Big Ideas

Kris Wood, Ph.D.

Many of our funded researchers are medical doctors. It’s a natural fit for studying how to stop a disease in the human body. Think of the human body like a machine. If a machine were to break down, you would call in the person who knows the machine best. And if the problem were to lie deep in the nuts and bolts of the machine, bringing in an expert to look at why the smallest parts aren’t behaving as expected could be a successful approach. Meet Kris Wood, Ph.D.

Wood, a 2013 V Scholar from Duke Cancer Institute, came to cancer research with a degree in chemical engineering. He’s a nuts and bolts guy, looking at how cancer cells work, how they become resistant and how that resistance can be overcome.

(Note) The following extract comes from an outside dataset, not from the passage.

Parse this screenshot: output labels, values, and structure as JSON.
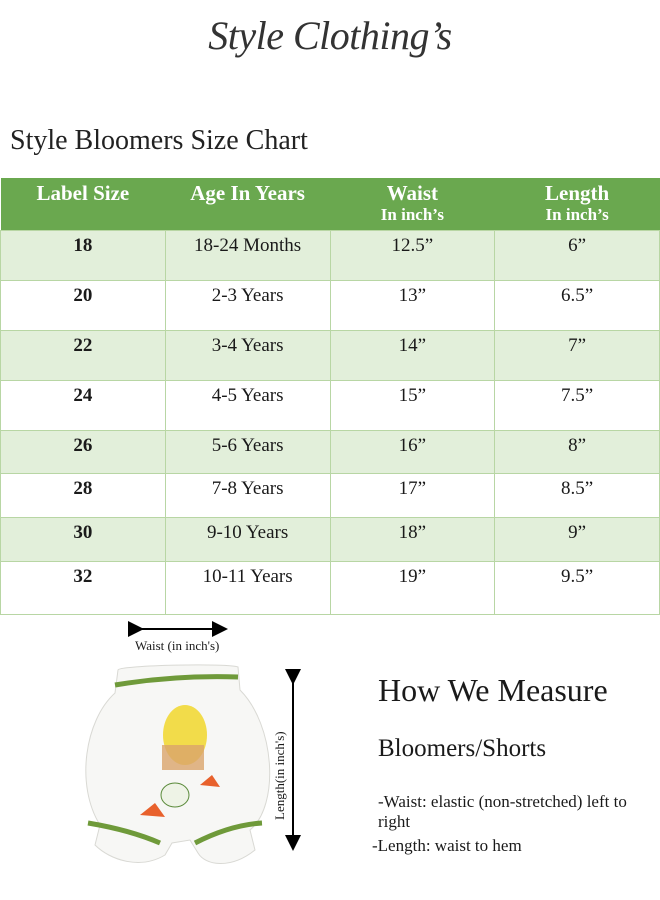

“Drug resistance is arguably the biggest problem we have in cancer. If we had cancer drugs that could effectively eradicate all of the cancer cells in a person’s body without killing the patient, then we wouldn’t have a problem with cancer. It’s laughably simple to say that, but it really is true. The reason we can’t do that is largely due to drug resistance. That’s what we study. We want to understand: what are the things that tumors do to become resistant to drugs, and how can we leverage that information to design new therapies that are much more robust and can durably suppress or eradicate tumor cells,” said Wood.

Wood has a personal investment in stopping cancer. While working in his lab, he was diagnosed with non-Hodgkin’s lymphoma, a rare blood cancer.

In a healthy person without cancer, cell function is a very controlled thing. Cells receive signals to grow, to produce something or to die. The cells respond, and once they do their assignment, they stop responding. Cancer develops when a cell accidentally develops a mutation in a gene that encodes the cell’s assignment. A mutation forms, and the cell starts receiving constant signals to grow and survive even when it shouldn’t. When scientists discovered this phenomenon, they started working on ways to block that signal with a drug. Blocking the signal stops tumor growth. Different tumors require different drugs to stop them. This is called targeted therapy, and it has revolutionized cancer therapy in the last 20 years.

The good news is there are targeted therapies, and they have shown tremendous promise in treating many cancers. The not-so-good news is resistant disease can come back, and when it does, it is very difficult to stop.

“Resistance takes two forms. The first is when you initially respond, and then over time, you stop responding. That’s called acquired resistance. We’ve all known people who had cancer, took a drug, seemed to do well for a while and then they stopped doing well. Another form is called primary resistance, where in principle the patient should have responded, but in practice they didn’t. We’re interested in resistance both in its primary form and its acquired form. We study this problem and try to use that to make better therapies,” Wood explained.

Wood has a personal investment in stopping cancer. While working in his lab, he was diagnosed with non-Hodgkin’s lymphoma, a rare blood cancer.

“My experience made me think about outreach and what I can do to help people going through the disease. It made me think more broadly about what impact really means. I went into science because I wanted to have an impact in an area I cared about scientifically, but you realize after being a patient, that impact can be defined more broadly than that. It’s about your contribution to science, but it’s also about what you can do to improve the lives of people around you,” he explained.

While the outcome of Wood’s research has potential to help in several types of cancer, the V Foundation grant is specifically supporting his research into breast cancer. That work led to the discovery of a new drug therapy that will soon enter clinical trials. Donations from supporters like you have made this happen. The impact of your donation can be seen in new treatments being developed. The science simply couldn’t happen without you.

“Science really is a huge team effort. It’s something that takes lots of people to do, and we work very closely with each other. My colleagues are not just at Duke. They’re in Boston, at Duke, in Italy. They’re in Houston. They’re in Philly. They’re all over. We work together very, very well to try and advance the science of cancer research. We obviously couldn’t do what we do without funding. The V Scholar Grant was the first grant I got as a professor,” Wood said.

Wood came to the field of cancer research in an unexpected, but uniquely valuable, way. By also being a cancer patient while studying the disease, he again brought an unexpected and uniquely valuable perspective. The V Foundation funds cutting-edge research that constantly reshapes the way we see and stop cancer. Thank you for supporting researchers like Wood. As a team, we will achieve victory over cancer.